Serial BMD measurements are useful to monitor the efficacy of osteoporosis treatment and residual protection during a bisphosphonate holiday.1 However, changes in BMD are only interpretable if they exceed the least significant change (LSC). International Society of Clinical Densitometry (ISCD) guidelines recommend that the LSC should be based on an in-house precision study.2 Since reporting fewer than 4 vertebrae reduces spine BMD precision, LSC will be greater when based on fewer than 4 vertebrae. Recent ISCD positions suggest that once a precision study has been performed for the total spine and LSC for L1-4 has been calculated (denoted LSCL1-4), the same data should be reanalyzed to calculate the LSC for each combination of fewer than 4 vertebrae.3

These new positions raise concern that determining and remembering the LSC for all combinations of 4 vertebrae when reporting BMD is onerous. The ISCD task force proposed a simplified approximation, based on available literature, to estimate LSC for spine BMD from 3 vertebrae (LSC3VB), 2 vertebrae (LSC2VB) or a single vertebral body (LSC1VB) as 10, 35% and 85% higher than LSCL1-4, respectively.3 The ISCD expert panel declined in the end to recommend such an approach or reporting spine BMD based on a single vertebral body because of the limited supporting data, but might consider revisiting the question if there were more robust data 3.

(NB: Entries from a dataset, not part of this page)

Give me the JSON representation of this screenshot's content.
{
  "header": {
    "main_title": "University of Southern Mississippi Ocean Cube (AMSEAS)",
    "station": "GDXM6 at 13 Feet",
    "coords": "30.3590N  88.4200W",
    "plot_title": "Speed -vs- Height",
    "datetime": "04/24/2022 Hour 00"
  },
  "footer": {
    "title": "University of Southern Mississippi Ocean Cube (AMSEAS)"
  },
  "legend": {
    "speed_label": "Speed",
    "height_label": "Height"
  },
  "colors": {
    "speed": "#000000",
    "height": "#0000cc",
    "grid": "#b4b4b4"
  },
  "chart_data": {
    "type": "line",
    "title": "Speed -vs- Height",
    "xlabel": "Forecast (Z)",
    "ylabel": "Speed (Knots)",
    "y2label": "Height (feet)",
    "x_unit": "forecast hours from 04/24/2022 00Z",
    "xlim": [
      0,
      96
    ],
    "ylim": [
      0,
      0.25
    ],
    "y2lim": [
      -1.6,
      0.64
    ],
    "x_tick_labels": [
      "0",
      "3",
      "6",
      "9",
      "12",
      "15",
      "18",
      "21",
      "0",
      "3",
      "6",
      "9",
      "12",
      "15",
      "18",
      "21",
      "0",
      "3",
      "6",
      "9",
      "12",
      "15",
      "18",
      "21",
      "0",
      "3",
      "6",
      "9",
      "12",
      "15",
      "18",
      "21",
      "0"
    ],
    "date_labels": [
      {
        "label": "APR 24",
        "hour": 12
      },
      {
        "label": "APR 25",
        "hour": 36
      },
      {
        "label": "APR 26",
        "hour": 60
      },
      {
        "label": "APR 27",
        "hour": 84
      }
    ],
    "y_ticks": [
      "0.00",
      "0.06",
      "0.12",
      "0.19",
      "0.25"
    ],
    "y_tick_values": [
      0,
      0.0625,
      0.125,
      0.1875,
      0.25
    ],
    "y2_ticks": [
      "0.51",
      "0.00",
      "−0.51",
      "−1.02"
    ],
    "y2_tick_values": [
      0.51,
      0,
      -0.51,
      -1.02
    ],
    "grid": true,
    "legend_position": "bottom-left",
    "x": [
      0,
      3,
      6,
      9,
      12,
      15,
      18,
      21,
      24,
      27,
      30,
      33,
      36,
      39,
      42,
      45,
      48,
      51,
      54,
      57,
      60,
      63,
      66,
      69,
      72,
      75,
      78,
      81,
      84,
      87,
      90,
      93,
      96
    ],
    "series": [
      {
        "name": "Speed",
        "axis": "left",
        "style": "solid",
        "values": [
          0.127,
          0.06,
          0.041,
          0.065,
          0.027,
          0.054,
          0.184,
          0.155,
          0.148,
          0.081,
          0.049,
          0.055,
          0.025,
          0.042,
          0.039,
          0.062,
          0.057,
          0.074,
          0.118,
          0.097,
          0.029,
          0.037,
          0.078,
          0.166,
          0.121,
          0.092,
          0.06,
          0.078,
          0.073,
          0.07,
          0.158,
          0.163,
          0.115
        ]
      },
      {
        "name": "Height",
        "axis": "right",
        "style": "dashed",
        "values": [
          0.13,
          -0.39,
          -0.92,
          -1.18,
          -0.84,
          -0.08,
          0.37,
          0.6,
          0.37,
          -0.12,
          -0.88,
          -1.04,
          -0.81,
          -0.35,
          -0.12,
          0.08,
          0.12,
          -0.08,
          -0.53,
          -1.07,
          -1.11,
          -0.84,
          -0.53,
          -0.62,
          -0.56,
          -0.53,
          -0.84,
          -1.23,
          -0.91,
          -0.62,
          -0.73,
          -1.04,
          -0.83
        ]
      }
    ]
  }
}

Toward this end, the current analysis was performed to examine the effect of using combinations of fewer than 4 lumbar vertebrae on 95% LSC and to propose a pragmatic way to estimate this from LSCL1-4. The current analysis was conducted using the population-based DXA registry from Manitoba, Canada, and paired spine scans from rolling precision assessments across more than 25 years representing a variety of scanner configurations.